McCabe and Huertas both deferred a decision on whether to be tried by a military judge or jury. Lombardi said they couldn’t choose because they still have not received the prosecution’s evidence.
The men could have accepted a nonjudicial reprimand but wanted to go to trial to clear their names, Lombardi said. A reprimand could have resulted in a loss of rank; if they are convicted at trial, they could get up to a year in jail, a bad conduct discharge, or a loss of rank or pay…
Military officials have cautioned against a public rush to judgment, saying a true picture will emerge when all the evidence is heard. However, more than 45,000 people have signed onto a Facebook page supporting the SEALs, and U.S. Rep. Duncan Hunter, R-Calif., said in a letter to Gates last week that the prosecution was an overreaction by the military.
The gamble could well work out: Courts martial have defined rules of evidence and procedure, while a captain’s mast depends much upon the commanding officer’s personal whim as his professionalism. A man who knows he’s guilty would do well to stand before his CO and take his knocks, such as they are. One who knows he’s innocent would do far better to go before CM. In between there is a gray area.

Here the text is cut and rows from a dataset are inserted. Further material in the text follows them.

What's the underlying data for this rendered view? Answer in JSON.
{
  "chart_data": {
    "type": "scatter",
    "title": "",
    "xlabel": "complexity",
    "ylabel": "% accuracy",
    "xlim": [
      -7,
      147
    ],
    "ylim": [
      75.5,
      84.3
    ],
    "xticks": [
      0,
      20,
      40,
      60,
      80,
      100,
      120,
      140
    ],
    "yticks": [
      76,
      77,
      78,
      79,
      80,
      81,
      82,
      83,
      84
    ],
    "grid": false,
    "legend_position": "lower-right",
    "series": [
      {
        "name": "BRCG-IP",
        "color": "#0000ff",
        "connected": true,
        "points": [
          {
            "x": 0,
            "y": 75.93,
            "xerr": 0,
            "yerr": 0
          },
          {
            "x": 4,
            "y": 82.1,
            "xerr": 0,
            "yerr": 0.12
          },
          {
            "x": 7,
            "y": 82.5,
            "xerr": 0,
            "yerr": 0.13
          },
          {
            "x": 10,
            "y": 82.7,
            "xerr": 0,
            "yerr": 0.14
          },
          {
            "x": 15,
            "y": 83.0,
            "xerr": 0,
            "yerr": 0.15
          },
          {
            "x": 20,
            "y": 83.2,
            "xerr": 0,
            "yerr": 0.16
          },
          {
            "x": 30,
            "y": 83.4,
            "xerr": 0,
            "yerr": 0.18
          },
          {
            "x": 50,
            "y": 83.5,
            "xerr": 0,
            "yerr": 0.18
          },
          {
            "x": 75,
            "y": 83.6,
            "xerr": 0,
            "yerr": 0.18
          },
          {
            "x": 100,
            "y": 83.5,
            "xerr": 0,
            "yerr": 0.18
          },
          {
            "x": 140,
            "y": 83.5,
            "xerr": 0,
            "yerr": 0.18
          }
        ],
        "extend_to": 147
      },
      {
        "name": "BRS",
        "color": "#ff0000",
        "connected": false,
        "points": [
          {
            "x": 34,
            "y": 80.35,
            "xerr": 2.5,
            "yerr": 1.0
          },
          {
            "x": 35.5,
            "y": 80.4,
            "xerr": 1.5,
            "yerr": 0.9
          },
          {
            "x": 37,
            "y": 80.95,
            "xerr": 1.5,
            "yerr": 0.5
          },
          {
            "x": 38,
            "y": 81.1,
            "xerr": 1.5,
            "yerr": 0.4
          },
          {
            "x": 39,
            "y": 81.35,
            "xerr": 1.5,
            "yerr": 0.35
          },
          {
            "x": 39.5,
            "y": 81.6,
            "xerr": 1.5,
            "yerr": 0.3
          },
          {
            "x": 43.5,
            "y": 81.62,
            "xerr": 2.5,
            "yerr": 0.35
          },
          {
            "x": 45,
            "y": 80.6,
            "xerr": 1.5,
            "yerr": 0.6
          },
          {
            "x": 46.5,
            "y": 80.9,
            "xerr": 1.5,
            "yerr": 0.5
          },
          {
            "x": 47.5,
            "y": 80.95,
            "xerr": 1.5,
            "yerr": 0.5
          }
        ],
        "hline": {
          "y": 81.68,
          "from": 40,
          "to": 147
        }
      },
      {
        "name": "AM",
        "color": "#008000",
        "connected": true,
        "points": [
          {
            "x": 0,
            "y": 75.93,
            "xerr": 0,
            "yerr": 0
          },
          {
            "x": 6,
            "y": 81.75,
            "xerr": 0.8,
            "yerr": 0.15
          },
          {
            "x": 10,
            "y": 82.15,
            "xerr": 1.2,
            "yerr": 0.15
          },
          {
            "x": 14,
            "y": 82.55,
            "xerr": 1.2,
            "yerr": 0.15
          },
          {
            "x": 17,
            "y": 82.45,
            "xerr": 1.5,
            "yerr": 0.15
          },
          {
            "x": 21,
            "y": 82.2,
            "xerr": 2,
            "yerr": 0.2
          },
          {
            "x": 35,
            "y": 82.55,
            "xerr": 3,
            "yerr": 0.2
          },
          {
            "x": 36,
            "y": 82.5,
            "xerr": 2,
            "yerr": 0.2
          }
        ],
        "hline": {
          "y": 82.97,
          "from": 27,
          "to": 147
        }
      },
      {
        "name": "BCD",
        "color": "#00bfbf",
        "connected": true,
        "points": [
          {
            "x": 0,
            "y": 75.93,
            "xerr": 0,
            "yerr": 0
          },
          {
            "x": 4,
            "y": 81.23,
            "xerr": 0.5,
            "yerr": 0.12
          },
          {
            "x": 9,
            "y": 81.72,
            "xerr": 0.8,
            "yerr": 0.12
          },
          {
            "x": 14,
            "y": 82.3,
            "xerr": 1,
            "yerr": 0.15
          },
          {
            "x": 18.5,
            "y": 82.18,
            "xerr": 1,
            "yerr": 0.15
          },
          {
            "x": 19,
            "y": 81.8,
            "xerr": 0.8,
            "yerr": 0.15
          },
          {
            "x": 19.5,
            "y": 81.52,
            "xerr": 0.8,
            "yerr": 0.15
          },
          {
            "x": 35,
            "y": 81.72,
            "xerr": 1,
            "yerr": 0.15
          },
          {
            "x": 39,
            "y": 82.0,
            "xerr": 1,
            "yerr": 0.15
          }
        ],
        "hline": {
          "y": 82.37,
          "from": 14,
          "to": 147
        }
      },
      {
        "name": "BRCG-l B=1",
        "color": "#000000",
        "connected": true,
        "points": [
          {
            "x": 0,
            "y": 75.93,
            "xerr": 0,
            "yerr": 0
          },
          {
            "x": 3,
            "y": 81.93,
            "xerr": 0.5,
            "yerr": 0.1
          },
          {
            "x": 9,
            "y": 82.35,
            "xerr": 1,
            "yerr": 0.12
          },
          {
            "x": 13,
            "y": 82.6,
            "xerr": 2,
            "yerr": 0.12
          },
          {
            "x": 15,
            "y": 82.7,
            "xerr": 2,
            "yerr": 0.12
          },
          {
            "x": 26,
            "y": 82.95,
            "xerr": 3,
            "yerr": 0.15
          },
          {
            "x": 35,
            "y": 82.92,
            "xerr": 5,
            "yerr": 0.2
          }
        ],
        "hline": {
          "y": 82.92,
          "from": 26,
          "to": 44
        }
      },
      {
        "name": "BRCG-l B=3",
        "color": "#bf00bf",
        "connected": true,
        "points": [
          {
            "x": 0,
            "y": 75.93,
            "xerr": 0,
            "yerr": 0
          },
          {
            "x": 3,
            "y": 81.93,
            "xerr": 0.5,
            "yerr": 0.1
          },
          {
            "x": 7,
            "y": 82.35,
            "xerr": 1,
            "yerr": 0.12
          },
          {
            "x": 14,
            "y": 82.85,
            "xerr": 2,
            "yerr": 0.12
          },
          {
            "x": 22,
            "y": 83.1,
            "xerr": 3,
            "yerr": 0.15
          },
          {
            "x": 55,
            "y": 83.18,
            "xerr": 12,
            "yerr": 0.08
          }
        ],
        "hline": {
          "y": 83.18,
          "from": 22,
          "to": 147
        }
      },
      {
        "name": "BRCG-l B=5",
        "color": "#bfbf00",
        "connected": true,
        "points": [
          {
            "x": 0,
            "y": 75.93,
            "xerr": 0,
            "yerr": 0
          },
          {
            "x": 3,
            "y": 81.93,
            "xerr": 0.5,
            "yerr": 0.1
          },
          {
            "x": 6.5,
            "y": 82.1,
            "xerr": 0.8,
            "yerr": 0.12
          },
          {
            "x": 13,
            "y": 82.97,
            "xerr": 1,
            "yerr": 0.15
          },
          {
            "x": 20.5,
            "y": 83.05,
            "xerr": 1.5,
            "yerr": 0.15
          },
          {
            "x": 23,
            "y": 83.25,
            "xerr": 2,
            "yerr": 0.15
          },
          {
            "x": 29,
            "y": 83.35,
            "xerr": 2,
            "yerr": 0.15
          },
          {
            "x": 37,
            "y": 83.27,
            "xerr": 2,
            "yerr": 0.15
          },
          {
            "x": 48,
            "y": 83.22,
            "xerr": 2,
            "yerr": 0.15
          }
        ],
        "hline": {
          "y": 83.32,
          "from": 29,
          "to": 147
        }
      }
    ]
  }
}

At sea, by the way, a sailor may not choose to refuse mast in favor of court martial.
Still, a court martial is not all beer and skittles, and the service – subject to such intense media scrutiny – may well have its back up. I’m reminded of the final two articles in the Laws of the Navy:
Uncharted the rocks that surround thee,
Take heed that the channels thou learn,
Lest thy name serve to buoy for another
That shoal the “Court-Martial Return”.
Though a Harveyised belt may protect her
The ship bears the scar on her side;’
‘Tis well if the Court should acquit thee –
But ’twere best had’st thou never been tried.
To be fair to all parties, you can at least trust that a military court martial has certain advantages over purely political prosecution decisions.